I have provided an example of using the Transformer on top of arbitrary features:
import torch
from torch.nn import Linear, Module
from fast_transformers.attention import AttentionLayer, \
ClusteredAttention, ImprovedClusteredAttention
from fast_transformers.transformers import TransformerEncoderLayer, TransformerEncoder
class FeatureTransformer(Module):
def __init__(self, feature_dim,
d_query, n_heads, n_layers):
super(FeatureTransformer, self).__init__()
# This will project the features to d_model dimensions to be compatible with Transformer
d_model = d_query * n_heads
self.feat_proj = Linear(feature_dim, d_model)
# Actual Transformer
self.transformer = TransformerEncoder([
TransformerEncoderLayer(
AttentionLayer(
ImprovedClusteredAttention(
clusters=100,
bits=63,
topk=32
),
d_model,
n_heads
),
d_model,
n_heads
)
for i in range(n_layers)
])
def forward(self, x):
return self.transformer(self.feat_proj(x))
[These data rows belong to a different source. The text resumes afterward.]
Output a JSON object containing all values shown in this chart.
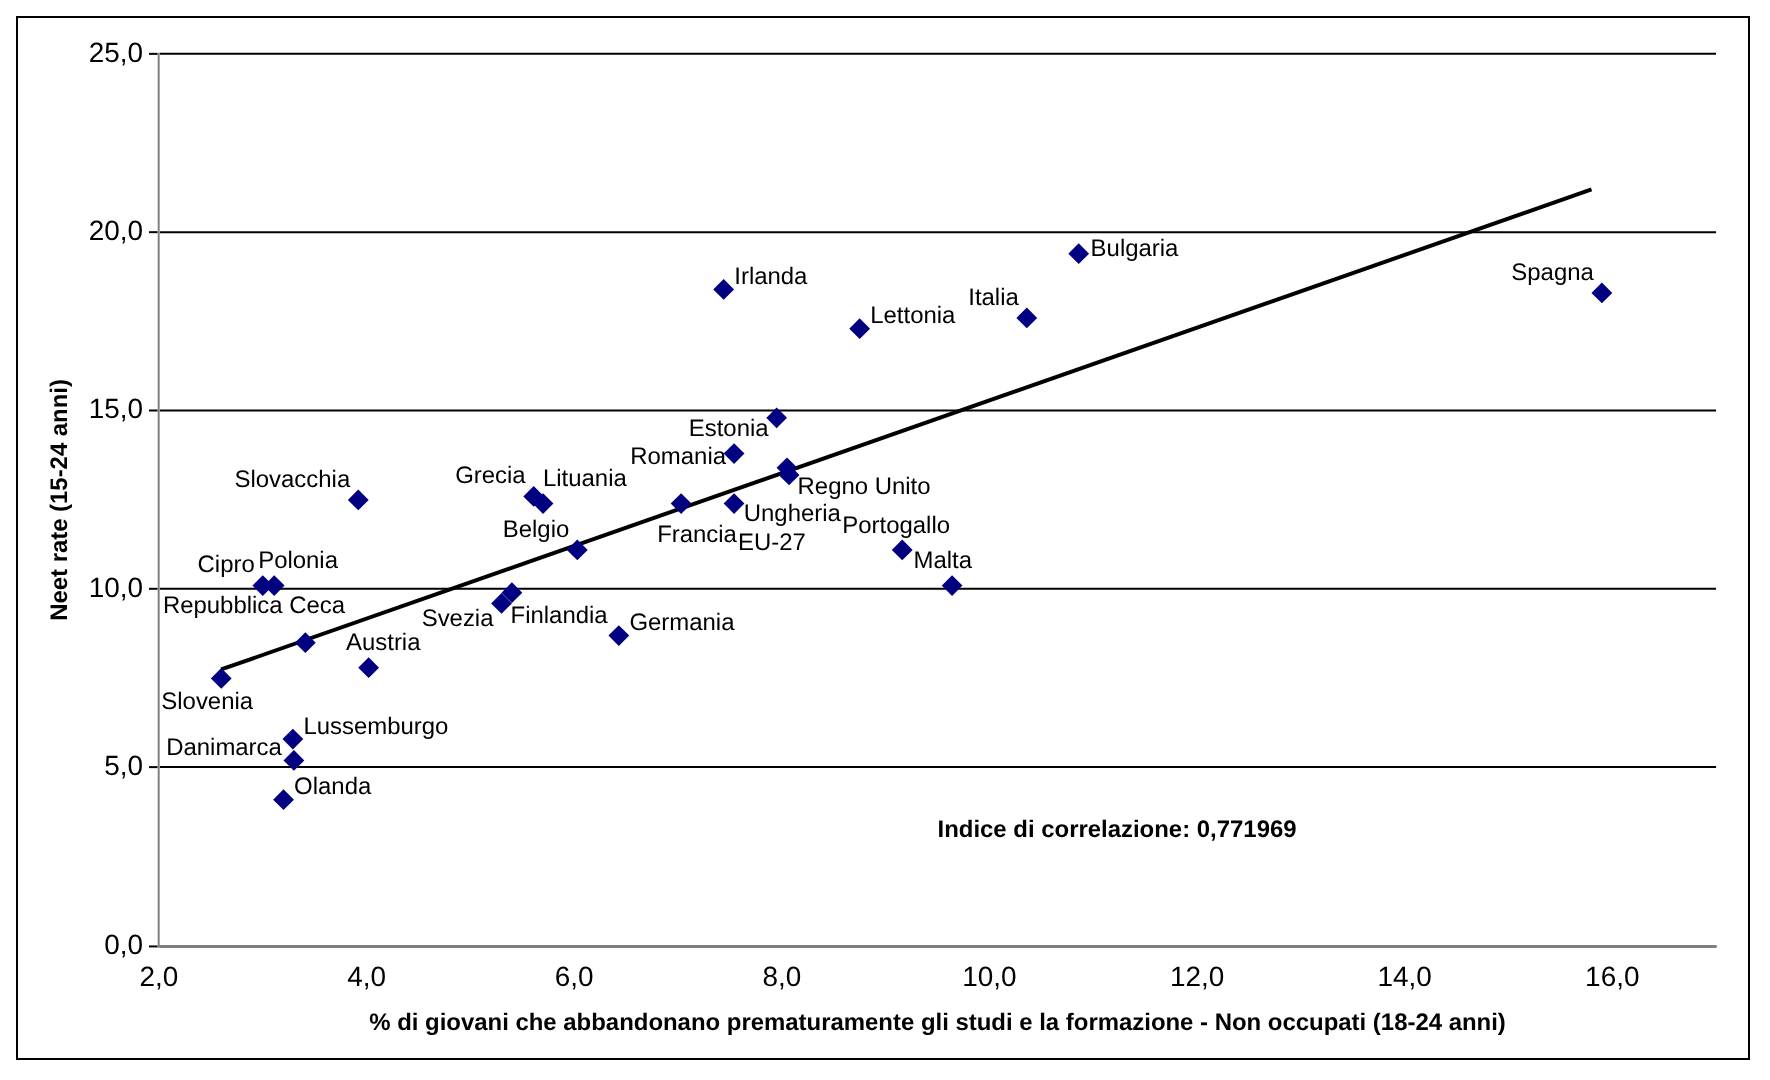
{
  "chart_data": {
    "type": "scatter",
    "xlabel": "% di giovani che abbandonano prematuramente gli studi e la formazione - Non occupati (18-24 anni)",
    "ylabel": "Neet rate (15-24 anni)",
    "series": [
      {
        "color": "#000080",
        "marker": "diamond",
        "x": [
          3.92,
          5.61,
          5.7,
          6.03,
          3.0,
          3.11,
          5.4,
          5.3,
          6.43,
          3.41,
          4.02,
          2.6,
          3.29,
          3.3,
          3.2,
          7.44,
          8.75,
          10.36,
          7.95,
          7.54,
          8.05,
          8.07,
          7.03,
          7.54,
          9.16,
          10.86,
          15.9,
          9.64
        ],
        "values": [
          12.5,
          12.6,
          12.4,
          11.1,
          10.1,
          10.1,
          9.9,
          9.6,
          8.7,
          8.5,
          7.8,
          7.5,
          5.8,
          5.2,
          4.1,
          18.4,
          17.3,
          17.6,
          14.8,
          13.8,
          13.4,
          13.2,
          12.4,
          12.4,
          11.1,
          19.4,
          18.3,
          10.1
        ]
      },
      {
        "type": "line",
        "color": "#000000",
        "marker": "none",
        "line_style": "solid",
        "x": [
          2.6,
          15.8
        ],
        "values": [
          7.75,
          21.2
        ]
      }
    ],
    "xlim": [
      2,
      17
    ],
    "xticks": [
      {
        "value": 2,
        "label": "2,0"
      },
      {
        "value": 4,
        "label": "4,0"
      },
      {
        "value": 6,
        "label": "6,0"
      },
      {
        "value": 8,
        "label": "8,0"
      },
      {
        "value": 10,
        "label": "10,0"
      },
      {
        "value": 12,
        "label": "12,0"
      },
      {
        "value": 14,
        "label": "14,0"
      },
      {
        "value": 16,
        "label": "16,0"
      }
    ],
    "ylim": [
      0,
      25
    ],
    "yticks": [
      {
        "value": 0,
        "label": "0,0"
      },
      {
        "value": 5,
        "label": "5,0"
      },
      {
        "value": 10,
        "label": "10,0"
      },
      {
        "value": 15,
        "label": "15,0"
      },
      {
        "value": 20,
        "label": "20,0"
      },
      {
        "value": 25,
        "label": "25,0"
      }
    ],
    "grid": "y",
    "legend": false,
    "annotations": [
      {
        "text": "Slovacchia",
        "x": 3.92,
        "y": 12.5
      },
      {
        "text": "Grecia",
        "x": 5.61,
        "y": 12.6
      },
      {
        "text": "Lituania",
        "x": 5.7,
        "y": 12.4
      },
      {
        "text": "Belgio",
        "x": 6.03,
        "y": 11.1
      },
      {
        "text": "Cipro",
        "x": 3.0,
        "y": 10.1
      },
      {
        "text": "Polonia",
        "x": 3.11,
        "y": 10.1
      },
      {
        "text": "Finlandia",
        "x": 5.4,
        "y": 9.9
      },
      {
        "text": "Svezia",
        "x": 5.3,
        "y": 9.6
      },
      {
        "text": "Germania",
        "x": 6.43,
        "y": 8.7
      },
      {
        "text": "Repubblica Ceca",
        "x": 3.41,
        "y": 8.5
      },
      {
        "text": "Austria",
        "x": 4.02,
        "y": 7.8
      },
      {
        "text": "Slovenia",
        "x": 2.6,
        "y": 7.5
      },
      {
        "text": "Lussemburgo",
        "x": 3.29,
        "y": 5.8
      },
      {
        "text": "Danimarca",
        "x": 3.3,
        "y": 5.2
      },
      {
        "text": "Olanda",
        "x": 3.2,
        "y": 4.1
      },
      {
        "text": "Irlanda",
        "x": 7.44,
        "y": 18.4
      },
      {
        "text": "Lettonia",
        "x": 8.75,
        "y": 17.3
      },
      {
        "text": "Italia",
        "x": 10.36,
        "y": 17.6
      },
      {
        "text": "Estonia",
        "x": 7.95,
        "y": 14.8
      },
      {
        "text": "Romania",
        "x": 7.54,
        "y": 13.8
      },
      {
        "text": "Regno Unito",
        "x": 8.05,
        "y": 13.4
      },
      {
        "text": "Ungheria",
        "x": 8.07,
        "y": 13.2
      },
      {
        "text": "Francia",
        "x": 7.03,
        "y": 12.4
      },
      {
        "text": "EU-27",
        "x": 7.54,
        "y": 12.4
      },
      {
        "text": "Portogallo",
        "x": 9.16,
        "y": 11.1
      },
      {
        "text": "Bulgaria",
        "x": 10.86,
        "y": 19.4
      },
      {
        "text": "Spagna",
        "x": 15.9,
        "y": 18.3
      },
      {
        "text": "Malta",
        "x": 9.64,
        "y": 10.1
      },
      "Indice di correlazione: 0,771969"
    ]
  }
}
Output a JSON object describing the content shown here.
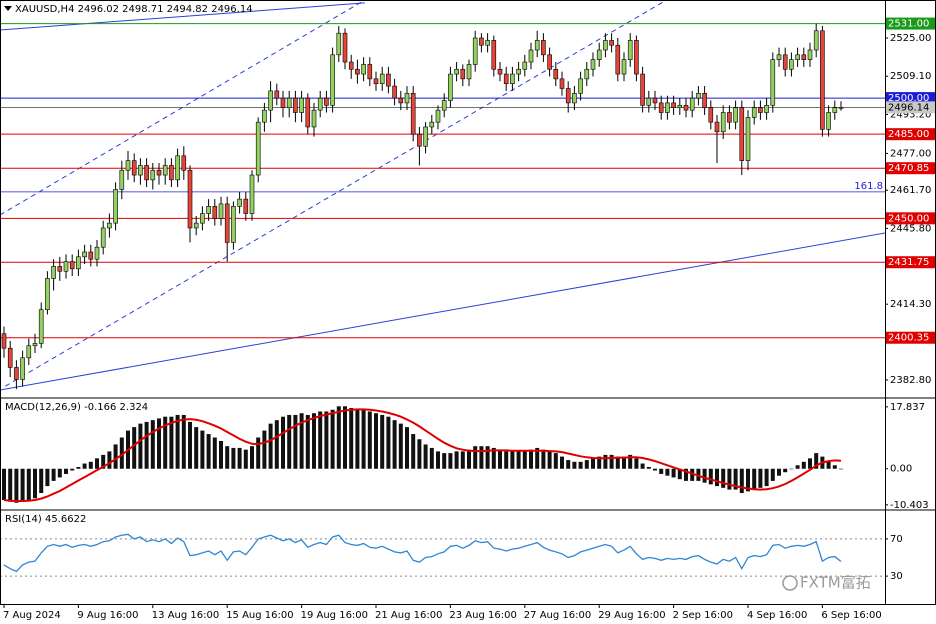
{
  "watermark": "FXTM富拓",
  "chart_data": [
    {
      "type": "candlestick",
      "title": "XAUUSD,H4  2496.02 2498.71 2494.82 2496.14",
      "categories": [
        "7 Aug 2024",
        null,
        null,
        null,
        null,
        null,
        null,
        null,
        null,
        null,
        null,
        null,
        "9 Aug 16:00",
        null,
        null,
        null,
        null,
        null,
        null,
        null,
        null,
        null,
        null,
        null,
        "13 Aug 16:00",
        null,
        null,
        null,
        null,
        null,
        null,
        null,
        null,
        null,
        null,
        null,
        "15 Aug 16:00",
        null,
        null,
        null,
        null,
        null,
        null,
        null,
        null,
        null,
        null,
        null,
        "19 Aug 16:00",
        null,
        null,
        null,
        null,
        null,
        null,
        null,
        null,
        null,
        null,
        null,
        "21 Aug 16:00",
        null,
        null,
        null,
        null,
        null,
        null,
        null,
        null,
        null,
        null,
        null,
        "23 Aug 16:00",
        null,
        null,
        null,
        null,
        null,
        null,
        null,
        null,
        null,
        null,
        null,
        "27 Aug 16:00",
        null,
        null,
        null,
        null,
        null,
        null,
        null,
        null,
        null,
        null,
        null,
        "29 Aug 16:00",
        null,
        null,
        null,
        null,
        null,
        null,
        null,
        null,
        null,
        null,
        null,
        "2 Sep 16:00",
        null,
        null,
        null,
        null,
        null,
        null,
        null,
        null,
        null,
        null,
        null,
        "4 Sep 16:00",
        null,
        null,
        null,
        null,
        null,
        null,
        null,
        null,
        null,
        null,
        null,
        "6 Sep 16:00",
        null,
        null,
        null
      ],
      "open": [
        2402,
        2396,
        2388,
        2383,
        2392,
        2397,
        2398,
        2412,
        2425,
        2430,
        2428,
        2432,
        2429,
        2434,
        2436,
        2433,
        2438,
        2446,
        2448,
        2462,
        2470,
        2474,
        2468,
        2472,
        2466,
        2470,
        2468,
        2472,
        2466,
        2476,
        2470,
        2446,
        2448,
        2452,
        2455,
        2450,
        2456,
        2440,
        2455,
        2458,
        2452,
        2468,
        2490,
        2495,
        2503,
        2500,
        2496,
        2500,
        2494,
        2500,
        2488,
        2495,
        2500,
        2497,
        2518,
        2527,
        2515,
        2512,
        2510,
        2514,
        2508,
        2506,
        2510,
        2505,
        2500,
        2498,
        2502,
        2485,
        2480,
        2488,
        2490,
        2495,
        2499,
        2510,
        2512,
        2508,
        2514,
        2525,
        2522,
        2524,
        2512,
        2510,
        2506,
        2510,
        2512,
        2515,
        2520,
        2524,
        2518,
        2512,
        2508,
        2504,
        2498,
        2502,
        2508,
        2512,
        2516,
        2520,
        2524,
        2522,
        2510,
        2516,
        2524,
        2510,
        2497,
        2500,
        2498,
        2494,
        2498,
        2496,
        2497,
        2495,
        2500,
        2502,
        2496,
        2490,
        2486,
        2494,
        2490,
        2496,
        2474,
        2492,
        2496,
        2494,
        2497,
        2516,
        2518,
        2512,
        2516,
        2518,
        2516,
        2520,
        2528,
        2487,
        2494,
        2496.02
      ],
      "high": [
        2405,
        2399,
        2391,
        2395,
        2400,
        2402,
        2415,
        2428,
        2433,
        2434,
        2435,
        2435,
        2437,
        2439,
        2439,
        2441,
        2449,
        2452,
        2465,
        2474,
        2478,
        2477,
        2475,
        2475,
        2473,
        2473,
        2475,
        2475,
        2479,
        2480,
        2472,
        2451,
        2455,
        2458,
        2458,
        2459,
        2459,
        2457,
        2461,
        2461,
        2470,
        2492,
        2498,
        2507,
        2506,
        2503,
        2503,
        2503,
        2503,
        2502,
        2498,
        2503,
        2503,
        2521,
        2530,
        2529,
        2518,
        2516,
        2517,
        2517,
        2511,
        2513,
        2513,
        2508,
        2503,
        2505,
        2505,
        2488,
        2490,
        2493,
        2497,
        2502,
        2513,
        2515,
        2514,
        2516,
        2528,
        2527,
        2527,
        2526,
        2515,
        2513,
        2513,
        2515,
        2518,
        2523,
        2528,
        2527,
        2521,
        2515,
        2511,
        2507,
        2505,
        2511,
        2515,
        2519,
        2523,
        2527,
        2527,
        2525,
        2519,
        2527,
        2526,
        2513,
        2503,
        2503,
        2501,
        2501,
        2501,
        2500,
        2500,
        2503,
        2505,
        2505,
        2499,
        2493,
        2497,
        2497,
        2499,
        2499,
        2495,
        2499,
        2499,
        2500,
        2519,
        2521,
        2521,
        2519,
        2521,
        2521,
        2523,
        2531,
        2530,
        2497,
        2499,
        2498.71
      ],
      "low": [
        2392,
        2384,
        2379,
        2380,
        2389,
        2394,
        2396,
        2410,
        2420,
        2424,
        2425,
        2426,
        2426,
        2431,
        2430,
        2430,
        2435,
        2442,
        2445,
        2458,
        2466,
        2465,
        2464,
        2463,
        2462,
        2464,
        2464,
        2463,
        2463,
        2466,
        2440,
        2443,
        2445,
        2449,
        2447,
        2447,
        2432,
        2437,
        2452,
        2449,
        2449,
        2465,
        2486,
        2490,
        2497,
        2492,
        2492,
        2490,
        2490,
        2485,
        2484,
        2492,
        2494,
        2494,
        2515,
        2512,
        2508,
        2506,
        2507,
        2505,
        2503,
        2503,
        2502,
        2497,
        2495,
        2495,
        2482,
        2472,
        2477,
        2485,
        2487,
        2492,
        2496,
        2507,
        2505,
        2505,
        2511,
        2519,
        2519,
        2509,
        2507,
        2503,
        2503,
        2507,
        2509,
        2512,
        2517,
        2515,
        2509,
        2505,
        2501,
        2494,
        2495,
        2499,
        2505,
        2509,
        2513,
        2517,
        2519,
        2507,
        2507,
        2513,
        2507,
        2494,
        2494,
        2495,
        2491,
        2491,
        2493,
        2493,
        2492,
        2492,
        2497,
        2493,
        2487,
        2473,
        2483,
        2487,
        2487,
        2468,
        2470,
        2489,
        2491,
        2491,
        2494,
        2513,
        2509,
        2509,
        2513,
        2513,
        2513,
        2517,
        2484,
        2484,
        2491,
        2494.82
      ],
      "close": [
        2396,
        2388,
        2383,
        2392,
        2397,
        2398,
        2412,
        2425,
        2430,
        2428,
        2432,
        2429,
        2434,
        2436,
        2433,
        2438,
        2446,
        2448,
        2462,
        2470,
        2474,
        2468,
        2472,
        2466,
        2470,
        2468,
        2472,
        2466,
        2476,
        2470,
        2446,
        2448,
        2452,
        2455,
        2450,
        2456,
        2440,
        2455,
        2458,
        2452,
        2468,
        2490,
        2495,
        2503,
        2500,
        2496,
        2500,
        2494,
        2500,
        2488,
        2495,
        2500,
        2497,
        2518,
        2527,
        2515,
        2512,
        2510,
        2514,
        2508,
        2506,
        2510,
        2505,
        2500,
        2498,
        2502,
        2485,
        2480,
        2488,
        2490,
        2495,
        2499,
        2510,
        2512,
        2508,
        2514,
        2525,
        2522,
        2524,
        2512,
        2510,
        2506,
        2510,
        2512,
        2515,
        2520,
        2524,
        2518,
        2512,
        2508,
        2504,
        2498,
        2502,
        2508,
        2512,
        2516,
        2520,
        2524,
        2522,
        2510,
        2516,
        2524,
        2510,
        2497,
        2500,
        2498,
        2494,
        2498,
        2496,
        2497,
        2495,
        2500,
        2502,
        2496,
        2490,
        2486,
        2494,
        2490,
        2496,
        2474,
        2492,
        2496,
        2494,
        2497,
        2516,
        2518,
        2512,
        2516,
        2518,
        2516,
        2520,
        2528,
        2487,
        2494,
        2496,
        2496.14
      ],
      "bull_color": "#93d160",
      "bear_color": "#e4453a",
      "ylim": [
        2375.7,
        2540.8
      ],
      "yticks": [
        {
          "value": 2525,
          "label": "2525.00"
        },
        {
          "value": 2509.1,
          "label": "2509.10"
        },
        {
          "value": 2493.2,
          "label": "2493.20"
        },
        {
          "value": 2477,
          "label": "2477.00"
        },
        {
          "value": 2461.7,
          "label": "2461.70"
        },
        {
          "value": 2445.8,
          "label": "2445.80"
        },
        {
          "value": 2414.3,
          "label": "2414.30"
        },
        {
          "value": 2382.8,
          "label": "2382.80"
        }
      ],
      "grid": false,
      "levels": [
        {
          "value": 2531,
          "label": "2531.00",
          "color": "#1a9a1a"
        },
        {
          "value": 2500,
          "label": "2500.00",
          "color": "#1c1cd8"
        },
        {
          "value": 2485,
          "label": "2485.00",
          "color": "#e00000"
        },
        {
          "value": 2470.85,
          "label": "2470.85",
          "color": "#e00000"
        },
        {
          "value": 2450,
          "label": "2450.00",
          "color": "#e00000"
        },
        {
          "value": 2431.75,
          "label": "2431.75",
          "color": "#e00000"
        },
        {
          "value": 2400.35,
          "label": "2400.35",
          "color": "#e00000"
        }
      ],
      "fibo": {
        "price": 2461,
        "level": 161.8,
        "color": "#1c1cd8"
      },
      "last_price": 2496.14,
      "trendlines": [
        {
          "style": "dashed",
          "color": "#2b3fd6",
          "points": [
            [
              -0.65,
              2451.4
            ],
            [
              58.2,
              2540.8
            ]
          ]
        },
        {
          "style": "dashed",
          "color": "#2b3fd6",
          "points": [
            [
              0.2,
              2380.2
            ],
            [
              106.6,
              2540.4
            ]
          ]
        },
        {
          "style": "solid",
          "color": "#2b3fd6",
          "points": [
            [
              -0.65,
              2528.3
            ],
            [
              58.2,
              2539.6
            ]
          ]
        },
        {
          "style": "solid",
          "color": "#2b3fd6",
          "points": [
            [
              -0.65,
              2378.6
            ],
            [
              142.1,
              2443.9
            ]
          ]
        }
      ]
    },
    {
      "type": "macd",
      "title": "MACD(12,26,9) -0.166 2.324",
      "histogram": [
        -9,
        -9.5,
        -9.8,
        -9.5,
        -9,
        -8.5,
        -7,
        -5,
        -3.5,
        -2.5,
        -1.5,
        -0.5,
        0.5,
        1.5,
        2,
        3,
        4,
        5,
        7,
        9,
        11,
        12,
        13,
        13.5,
        14,
        14.5,
        15,
        15,
        15.5,
        15.5,
        13.5,
        12,
        11,
        10,
        9,
        8,
        6.5,
        6,
        6,
        5.5,
        6.5,
        9,
        11,
        13,
        14,
        15,
        15.5,
        15.5,
        16,
        15.5,
        16,
        16.5,
        16.5,
        17,
        18,
        18,
        17.5,
        17,
        17,
        16.5,
        16,
        15.5,
        15,
        14,
        13,
        12,
        10,
        8.5,
        7,
        6,
        5,
        4.5,
        4.5,
        5,
        5,
        5.5,
        6.5,
        6.5,
        6.5,
        6,
        5.5,
        5,
        5,
        5,
        5,
        5.5,
        6,
        5.5,
        5,
        4.5,
        3.5,
        2.5,
        2,
        2,
        2.5,
        3,
        3.5,
        4,
        4,
        3.5,
        3.5,
        4,
        3,
        1.5,
        0.5,
        -0.5,
        -1.5,
        -2,
        -2.5,
        -3,
        -3.5,
        -3.5,
        -3.5,
        -4,
        -4.5,
        -5,
        -5.5,
        -6,
        -6,
        -7,
        -6.5,
        -6,
        -5.5,
        -5,
        -3.5,
        -2,
        -1,
        0,
        1,
        2,
        3,
        4.5,
        3.5,
        2,
        1,
        -0.166
      ],
      "signal": [
        -9,
        -9.2,
        -9.3,
        -9.3,
        -9.2,
        -9,
        -8.6,
        -8,
        -7.2,
        -6.4,
        -5.4,
        -4.4,
        -3.4,
        -2.4,
        -1.4,
        -0.4,
        0.6,
        1.6,
        2.8,
        4,
        5.4,
        6.8,
        8.2,
        9.4,
        10.6,
        11.6,
        12.5,
        13.2,
        13.8,
        14.2,
        14.3,
        14.1,
        13.7,
        13.1,
        12.4,
        11.6,
        10.6,
        9.6,
        8.6,
        7.8,
        7.2,
        7.1,
        7.5,
        8.2,
        9.2,
        10.3,
        11.4,
        12.4,
        13.3,
        14,
        14.6,
        15.2,
        15.6,
        16,
        16.4,
        16.8,
        17,
        17.1,
        17.1,
        17,
        16.8,
        16.5,
        16.1,
        15.6,
        15,
        14.2,
        13.3,
        12.2,
        11,
        9.8,
        8.6,
        7.5,
        6.6,
        5.9,
        5.5,
        5.2,
        5.1,
        5.1,
        5.2,
        5.3,
        5.3,
        5.3,
        5.2,
        5.2,
        5.2,
        5.2,
        5.2,
        5.2,
        5.1,
        5,
        4.8,
        4.4,
        4,
        3.6,
        3.3,
        3.1,
        3,
        3,
        3.1,
        3.2,
        3.2,
        3.3,
        3.3,
        3.1,
        2.7,
        2.2,
        1.6,
        1,
        0.4,
        -0.2,
        -0.8,
        -1.4,
        -2,
        -2.6,
        -3.1,
        -3.6,
        -4.1,
        -4.6,
        -5,
        -5.4,
        -5.7,
        -5.9,
        -6,
        -5.9,
        -5.6,
        -5.1,
        -4.4,
        -3.5,
        -2.5,
        -1.4,
        -0.3,
        0.9,
        1.8,
        2.2,
        2.4,
        2.324
      ],
      "histogram_color": "#111111",
      "signal_color": "#e00000",
      "ylim": [
        -11.6,
        20.1
      ],
      "yticks": [
        17.837,
        {
          "value": 0,
          "label": "0.00"
        },
        -10.403
      ],
      "grid": false
    },
    {
      "type": "rsi",
      "title": "RSI(14) 45.6622",
      "values": [
        42,
        38,
        35,
        42,
        45,
        46,
        55,
        62,
        64,
        62,
        64,
        61,
        63,
        64,
        62,
        64,
        67,
        68,
        72,
        74,
        75,
        70,
        72,
        67,
        69,
        67,
        70,
        65,
        71,
        67,
        52,
        53,
        55,
        57,
        53,
        57,
        47,
        56,
        57,
        53,
        61,
        70,
        72,
        74,
        71,
        68,
        70,
        66,
        69,
        61,
        64,
        66,
        64,
        72,
        74,
        66,
        64,
        63,
        65,
        61,
        60,
        62,
        59,
        56,
        55,
        57,
        47,
        45,
        50,
        51,
        54,
        56,
        62,
        63,
        60,
        63,
        68,
        66,
        67,
        60,
        59,
        57,
        59,
        60,
        62,
        64,
        66,
        61,
        58,
        56,
        54,
        50,
        52,
        56,
        58,
        60,
        62,
        64,
        62,
        55,
        58,
        62,
        54,
        48,
        50,
        49,
        47,
        49,
        48,
        49,
        48,
        51,
        52,
        48,
        45,
        43,
        48,
        46,
        50,
        38,
        50,
        52,
        51,
        53,
        63,
        64,
        60,
        62,
        63,
        62,
        64,
        67,
        46,
        50,
        51,
        45.6622
      ],
      "color": "#2f86d6",
      "ylim": [
        0,
        100
      ],
      "yticks": [
        70,
        30
      ],
      "grid": true
    }
  ]
}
def test_resnet_ic_attention():
feature_dim = 2048 # This refers to the dimension of extracted features
query_dim = 64 # Setting it to 64 as it is most commonly used
n_heads = 8 # You can also change this if you want more heads
n_layers = 6 # Number of encoder layers
transformer = FeatureTransformer(
feature_dim, query_dim, n_heads, n_layers
).to('cuda')
N = 1
T = 200
# Generating dummy input to mimic incoming features
x = torch.rand(N, T, feature_dim).cuda()
y = transformer(x)
print(y.shape)
Let me know if this works or you have other questions.
--Apoorv
Many thanks for your reply. I have decreased the channel, but I find my code can run for about 500iteration and will meet the error 'RuntimeError: CUDA error: an illegal memory access was encountered'. Do you have any idea about it?
Hi,
I will try to help. Given that your code is running, there could only be a few things going wrong.
I would suspect this to be the cause of the issue. If it is, I would advise to use attention_type = 'conditional-full:improved-clustered'. This basically falls back to full attention when sequence length is less than some preset limit. I have shown an example below:
from fast_transformers.builders import TransformerEncoderBuilder
query_dim = 64
n_layers = 6
n_heads = 8
ff_dim = query_dim * n_heads * 4
builder = TransformerEncoderBuilder.from_kwargs(
n_layers=n_layers,
n_heads=n_heads,
query_dimensions=query_dim,
value_dimensions=query_dim,
feed_forward_dimensions=ff_dim
)
# Improved-Clustered
builder.attention_type = "conditional-full:improved-clustered"
builder.attention.clusters = 100
# Length limit below which we full attention
builder.attention.length_limit = 512
transformer= builder.get().cuda()
For other practical tips or an example of improved-clustered on a toy task you can now look at colab notebook we provide
I could help more if you could share the transformer architecture with some dummy input passed over a colab notebook or here.
Thanks, Apoorv
I am assuming that this was resolved. I will close this issue. Feel free to open again.
Thanks, Apoorv
I have changed some hyperparameters of test_improved_clustered_transformer_gpu.py as shown in the following figure When 'input length' is 475 and 'd_model' is larger than 1540, the script will meet the "RuntimeError: CUDA error: invalid argument." Could you tell me why it happened?